Learn a memory-safe NumPy pattern to select paired Mx3 rows from two arrays using a boolean mask and np.where, avoiding costly Cartesian-product broadcasting.

Extracting paired rows with a boolean mask across two differently shaped arrays can turn into a memory sink if you materialize the full broadcasted grid. Below is a compact way to get the same result without allocating the giant intermediate tensor.

Problem

You have two arrays whose last axis is size 3, and a boolean mask defined over the Cartesian product of their spatial axes. You want two outputs of shape Mx3 (same M), containing those rows from each source where the mask is true.

import numpy as np

np.random.seed(0)

srcA = np.random.rand(4, 5, 3)
srcB = np.random.rand(6, 3)

mask = np.random.rand(4, 5, 6) >= 0.7

A straightforward approach repeats both inputs to the full combined shape and indexes with the mask. It works, but it forces the creation of a large intermediate of size M1x...xMPxN1x...xNQ, which is exactly what we want to avoid.

shapeA, shapeB = srcA.shape[:-1], srcB.shape[:-1]
tgt_shape = shapeA + shapeB + (3,)

expA = srcA[..., None, :].repeat(np.prod(shapeB), axis=-2).reshape(tgt_shape)
expB = srcB[None, ..., :].repeat(np.prod(shapeA), axis=0).reshape(tgt_shape)

outA, outB = expA[mask, :], expB[mask, :]

Why it breaks down

Repeating to the Cartesian product allocates memory proportional to the product of the spatial dimensions of both inputs. Even if the final selection is sparse, the intermediate becomes the bottleneck. The mask already encodes the matching positions; the key is to reuse those positional indices directly on the original inputs.
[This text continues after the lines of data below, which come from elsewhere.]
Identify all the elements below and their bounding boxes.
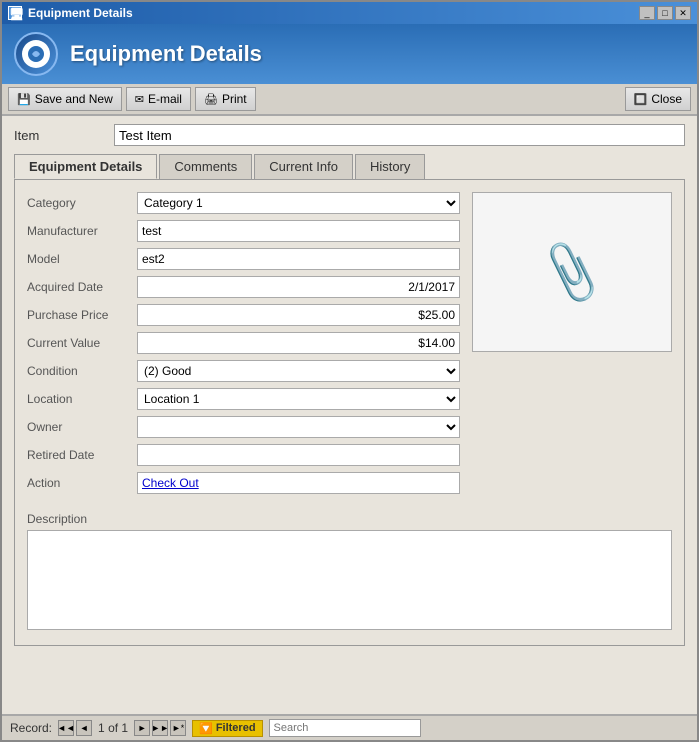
new-record-button[interactable]: ►* xyxy=(170,720,186,736)
save-new-label: Save and New xyxy=(35,92,113,106)
minimize-button[interactable]: _ xyxy=(639,6,655,20)
location-select[interactable]: Location 1 Location 2 xyxy=(137,388,460,410)
acquired-date-label: Acquired Date xyxy=(27,280,137,294)
description-textarea[interactable] xyxy=(27,530,672,630)
category-row: Category Category 1 Category 2 xyxy=(27,192,460,214)
close-window-button[interactable]: ✕ xyxy=(675,6,691,20)
header-section: Equipment Details xyxy=(2,24,697,84)
close-label: Close xyxy=(651,92,682,106)
manufacturer-label: Manufacturer xyxy=(27,224,137,238)
filtered-badge: 🔽 Filtered xyxy=(192,720,262,737)
tab-current-info[interactable]: Current Info xyxy=(254,154,353,179)
window-title: Equipment Details xyxy=(28,6,133,20)
action-label: Action xyxy=(27,476,137,490)
search-input[interactable] xyxy=(269,719,421,737)
current-value-row: Current Value xyxy=(27,332,460,354)
status-bar: Record: ◄◄ ◄ 1 of 1 ► ►► ►* 🔽 Filtered xyxy=(2,714,697,740)
email-label: E-mail xyxy=(148,92,182,106)
title-bar: 🖥 Equipment Details _ □ ✕ xyxy=(2,2,697,24)
retired-date-row: Retired Date xyxy=(27,444,460,466)
window-icon: 🖥 xyxy=(8,6,22,20)
toolbar-left: 💾 Save and New ✉ E-mail 🖨 Print xyxy=(8,87,256,111)
email-icon: ✉ xyxy=(135,93,144,106)
action-field: Check Out xyxy=(137,472,460,494)
description-label: Description xyxy=(27,512,672,526)
acquired-date-row: Acquired Date xyxy=(27,276,460,298)
owner-select[interactable] xyxy=(137,416,460,438)
acquired-date-input[interactable] xyxy=(137,276,460,298)
record-label: Record: xyxy=(10,721,52,735)
header-title: Equipment Details xyxy=(70,41,262,67)
tab-history[interactable]: History xyxy=(355,154,425,179)
item-label: Item xyxy=(14,128,114,143)
print-icon: 🖨 xyxy=(204,93,218,106)
category-select[interactable]: Category 1 Category 2 xyxy=(137,192,460,214)
filtered-icon: 🔽 xyxy=(199,722,213,735)
prev-record-button[interactable]: ◄ xyxy=(76,720,92,736)
location-row: Location Location 1 Location 2 xyxy=(27,388,460,410)
owner-label: Owner xyxy=(27,420,137,434)
form-right: 📎 xyxy=(472,192,672,500)
purchase-price-row: Purchase Price xyxy=(27,304,460,326)
paperclip-icon: 📎 xyxy=(536,237,608,308)
model-input[interactable] xyxy=(137,248,460,270)
print-button[interactable]: 🖨 Print xyxy=(195,87,256,111)
retired-date-label: Retired Date xyxy=(27,448,137,462)
nav-group-next: ► ►► ►* xyxy=(134,720,186,736)
current-value-input[interactable] xyxy=(137,332,460,354)
condition-select[interactable]: (1) Excellent (2) Good (3) Fair (4) Poor xyxy=(137,360,460,382)
save-icon: 💾 xyxy=(17,93,31,106)
first-record-button[interactable]: ◄◄ xyxy=(58,720,74,736)
content-area: Item Equipment Details Comments Current … xyxy=(2,116,697,714)
app-logo xyxy=(14,32,58,76)
action-row: Action Check Out xyxy=(27,472,460,494)
last-record-button[interactable]: ►► xyxy=(152,720,168,736)
manufacturer-row: Manufacturer xyxy=(27,220,460,242)
nav-group: ◄◄ ◄ xyxy=(58,720,92,736)
condition-label: Condition xyxy=(27,364,137,378)
location-label: Location xyxy=(27,392,137,406)
description-section: Description xyxy=(27,512,672,633)
tabs: Equipment Details Comments Current Info … xyxy=(14,154,685,179)
item-input[interactable] xyxy=(114,124,685,146)
form-grid: Category Category 1 Category 2 Manufactu… xyxy=(27,192,672,500)
filtered-label: Filtered xyxy=(216,722,256,734)
record-current: 1 of 1 xyxy=(98,721,128,735)
save-and-new-button[interactable]: 💾 Save and New xyxy=(8,87,122,111)
close-icon: 🔲 xyxy=(634,93,648,106)
print-label: Print xyxy=(222,92,247,106)
condition-row: Condition (1) Excellent (2) Good (3) Fai… xyxy=(27,360,460,382)
email-button[interactable]: ✉ E-mail xyxy=(126,87,191,111)
category-label: Category xyxy=(27,196,137,210)
purchase-price-input[interactable] xyxy=(137,304,460,326)
purchase-price-label: Purchase Price xyxy=(27,308,137,322)
owner-row: Owner xyxy=(27,416,460,438)
check-out-link[interactable]: Check Out xyxy=(142,476,199,490)
toolbar: 💾 Save and New ✉ E-mail 🖨 Print 🔲 Close xyxy=(2,84,697,116)
tab-content: Category Category 1 Category 2 Manufactu… xyxy=(14,179,685,646)
form-left: Category Category 1 Category 2 Manufactu… xyxy=(27,192,460,500)
restore-button[interactable]: □ xyxy=(657,6,673,20)
next-record-button[interactable]: ► xyxy=(134,720,150,736)
image-placeholder: 📎 xyxy=(472,192,672,352)
manufacturer-input[interactable] xyxy=(137,220,460,242)
title-bar-left: 🖥 Equipment Details xyxy=(8,6,133,20)
main-window: 🖥 Equipment Details _ □ ✕ Equipment Deta… xyxy=(0,0,699,742)
model-row: Model xyxy=(27,248,460,270)
logo-inner xyxy=(22,40,50,68)
model-label: Model xyxy=(27,252,137,266)
item-row: Item xyxy=(14,124,685,146)
title-bar-controls: _ □ ✕ xyxy=(639,6,691,20)
tab-comments[interactable]: Comments xyxy=(159,154,252,179)
current-value-label: Current Value xyxy=(27,336,137,350)
tab-equipment-details[interactable]: Equipment Details xyxy=(14,154,157,179)
close-button[interactable]: 🔲 Close xyxy=(625,87,691,111)
retired-date-input[interactable] xyxy=(137,444,460,466)
logo-icon xyxy=(26,44,46,64)
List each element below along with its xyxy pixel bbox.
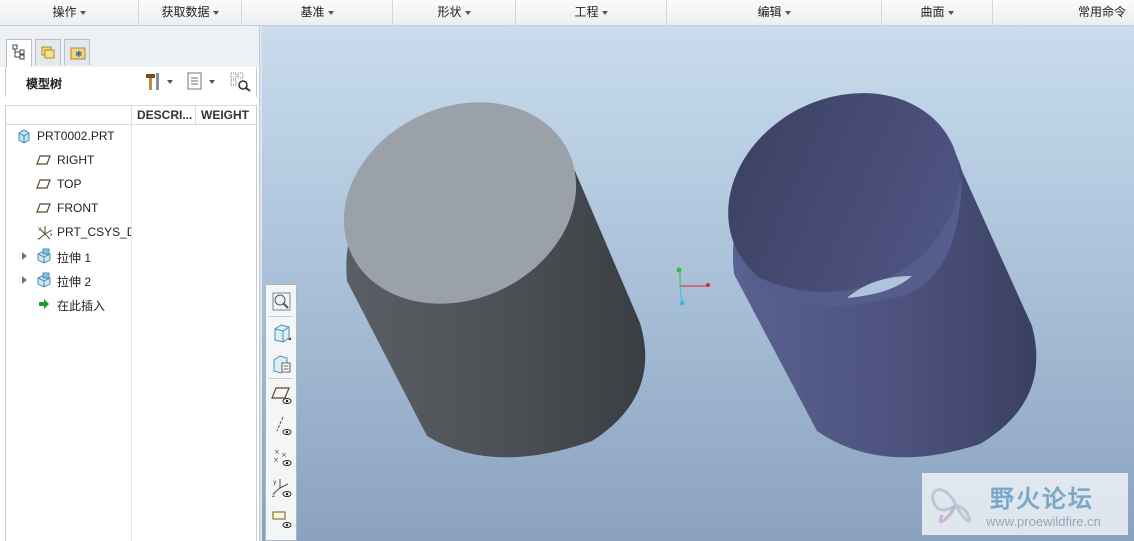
filter-columns-icon[interactable]: [228, 70, 254, 92]
tree-item-extrude-2[interactable]: 拉伸 2: [6, 269, 131, 291]
ribbon-group-bar: 操作 获取数据 基准 形状 工程 编辑 曲面 常用命令: [0, 0, 1134, 26]
solid-cylinder[interactable]: [311, 65, 646, 458]
tree-item-csys[interactable]: y x z PRT_CSYS_DEF: [6, 221, 131, 243]
3d-scene: [311, 54, 1037, 458]
tree-item-extrude-1[interactable]: 拉伸 1: [6, 245, 131, 267]
ribbon-group-get-data[interactable]: 获取数据: [139, 0, 242, 25]
svg-text:×: ×: [281, 451, 287, 459]
watermark-title: 野火论坛: [990, 486, 1094, 513]
navigator-tabs: ✱: [0, 26, 260, 67]
svg-text:✱: ✱: [75, 50, 83, 60]
csys-display-toggle[interactable]: y z: [269, 475, 293, 499]
svg-text:z: z: [272, 492, 275, 499]
view-toolbar: × × × y z 7: [265, 284, 297, 541]
datum-plane-icon: [36, 203, 51, 213]
chevron-down-icon: [79, 10, 86, 15]
display-style-icon: [274, 324, 291, 343]
datum-point-display-icon: × × ×: [273, 448, 292, 466]
tree-item-insert-here[interactable]: 在此插入: [6, 293, 131, 315]
tree-item-top[interactable]: TOP: [6, 173, 131, 195]
datum-axis-display-toggle[interactable]: [269, 413, 293, 437]
extrude-icon: [37, 248, 51, 264]
extrude-icon: [37, 272, 51, 288]
column-divider: [131, 125, 132, 541]
tree-item-part[interactable]: PRT0002.PRT: [6, 125, 131, 147]
show-list-icon[interactable]: [184, 70, 218, 92]
tree-item-right[interactable]: RIGHT: [6, 149, 131, 171]
column-header-description[interactable]: DESCRI...: [131, 106, 195, 124]
zoom-fit-button[interactable]: [269, 289, 293, 313]
svg-text:y: y: [38, 226, 41, 232]
chevron-down-icon: [212, 10, 219, 15]
datum-plane-icon: [36, 155, 51, 165]
svg-text:×: ×: [273, 456, 279, 464]
model-tree: PRT0002.PRT RIGHT TOP FRONT y x z PRT_CS…: [5, 125, 257, 541]
favorites-icon: ✱: [70, 47, 86, 60]
model-tree-title: 模型树: [26, 77, 63, 91]
tab-model-tree[interactable]: [6, 39, 32, 67]
ribbon-group-shapes[interactable]: 形状: [393, 0, 516, 25]
svg-text:x: x: [50, 232, 52, 238]
expand-arrow-icon[interactable]: [22, 276, 27, 284]
navigator-panel: ✱ 模型树 DESCRI... WEIGHT PRT0002.PRT RIGHT…: [0, 26, 260, 541]
ribbon-group-surfaces[interactable]: 曲面: [882, 0, 993, 25]
annotation-display-icon: 7: [272, 511, 292, 530]
datum-plane-icon: [36, 179, 51, 189]
ribbon-group-engineering[interactable]: 工程: [516, 0, 667, 25]
toolbar-separator: [269, 316, 293, 317]
svg-text:×: ×: [274, 448, 280, 456]
folder-browser-icon: [41, 46, 55, 59]
chevron-down-icon: [947, 10, 954, 15]
saved-views-icon: [273, 355, 291, 374]
ribbon-group-operations[interactable]: 操作: [0, 0, 139, 25]
chevron-down-icon: [327, 10, 334, 15]
ribbon-group-datum[interactable]: 基准: [242, 0, 393, 25]
insert-here-arrow-icon: [39, 299, 49, 309]
zoom-fit-icon: [272, 292, 291, 311]
csys-icon: y x z: [37, 226, 52, 240]
chevron-down-icon: [464, 10, 471, 15]
settings-hammer-icon[interactable]: [142, 70, 176, 92]
model-tree-column-header: DESCRI... WEIGHT: [5, 105, 257, 125]
tab-folder-browser[interactable]: [35, 39, 61, 65]
part-icon: [18, 129, 30, 144]
svg-text:z: z: [37, 237, 40, 240]
watermark-url: www.proewildfire.cn: [986, 514, 1101, 529]
csys-display-icon: y z: [272, 479, 292, 499]
annotation-display-toggle[interactable]: 7: [269, 506, 293, 530]
saved-views-button[interactable]: [269, 351, 293, 375]
tab-favorites[interactable]: ✱: [64, 39, 90, 65]
ribbon-group-editing[interactable]: 编辑: [667, 0, 882, 25]
toolbar-separator: [269, 378, 293, 379]
datum-plane-display-icon: [271, 387, 292, 404]
datum-plane-display-toggle[interactable]: [269, 382, 293, 406]
chevron-down-icon: [784, 10, 791, 15]
graphics-window[interactable]: [262, 26, 1134, 541]
forum-watermark: 野火论坛 www.proewildfire.cn: [922, 473, 1128, 535]
chevron-down-icon: [601, 10, 608, 15]
expand-arrow-icon[interactable]: [22, 252, 27, 260]
datum-point-display-toggle[interactable]: × × ×: [269, 444, 293, 468]
coordinate-triad-icon: [676, 267, 710, 306]
svg-text:y: y: [273, 479, 277, 486]
butterfly-logo-icon: [931, 488, 971, 524]
ribbon-group-common-commands[interactable]: 常用命令: [993, 0, 1134, 25]
model-tree-header: 模型树: [5, 67, 257, 97]
column-header-weight[interactable]: WEIGHT: [195, 106, 256, 124]
datum-axis-display-icon: [276, 416, 292, 435]
display-style-button[interactable]: [269, 320, 293, 344]
model-tree-icon: [12, 44, 25, 60]
tree-item-front[interactable]: FRONT: [6, 197, 131, 219]
hollow-cylinder[interactable]: [693, 54, 1037, 458]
Solution: index once, gather twice

Use np.where(mask) to capture the coordinates of all true positions across the combined grid, then slice that coordinate tuple into the parts that address srcA and srcB respectively. Since both inputs are at least 2D, there is no need for special casing.

idx_tup = np.where(mask)

p_dims = len(srcA.shape) - 1  # spatial dims of srcA (excluding last axis=3)
q_dims = len(srcB.shape) - 1  # spatial dims of srcB (excluding last axis=3)

selA = idx_tup[:p_dims]
selB = idx_tup[p_dims:p_dims + q_dims]

resA = srcA[selA]
resB = srcB[selB]

The tuple idx_tup contains one index array per spatial axis of the combined grid. The first p_dims arrays point into the spatial axes of srcA, and the next q_dims arrays point into srcB. Fancy indexing with these slices yields two arrays of shape Kx3, where K is the number of true entries in the mask.

Why this matters

This approach removes the need to allocate the full broadcasted tensor. The mask is used once to derive coordinates, and those coordinates directly pull rows from the original arrays. Memory usage stays close to the size of the inputs plus the index arrays, which is usually orders of magnitude smaller than the Cartesian product.

Takeaways

When a boolean mask spans the product of two input grids, avoid materializing the broadcasted arrays. Compute the index coordinates with np.where once, split them according to how many spatial axes each input has, and gather from the originals. You keep the output shape Mx3 for both results and bypass the heavy intermediate entirely.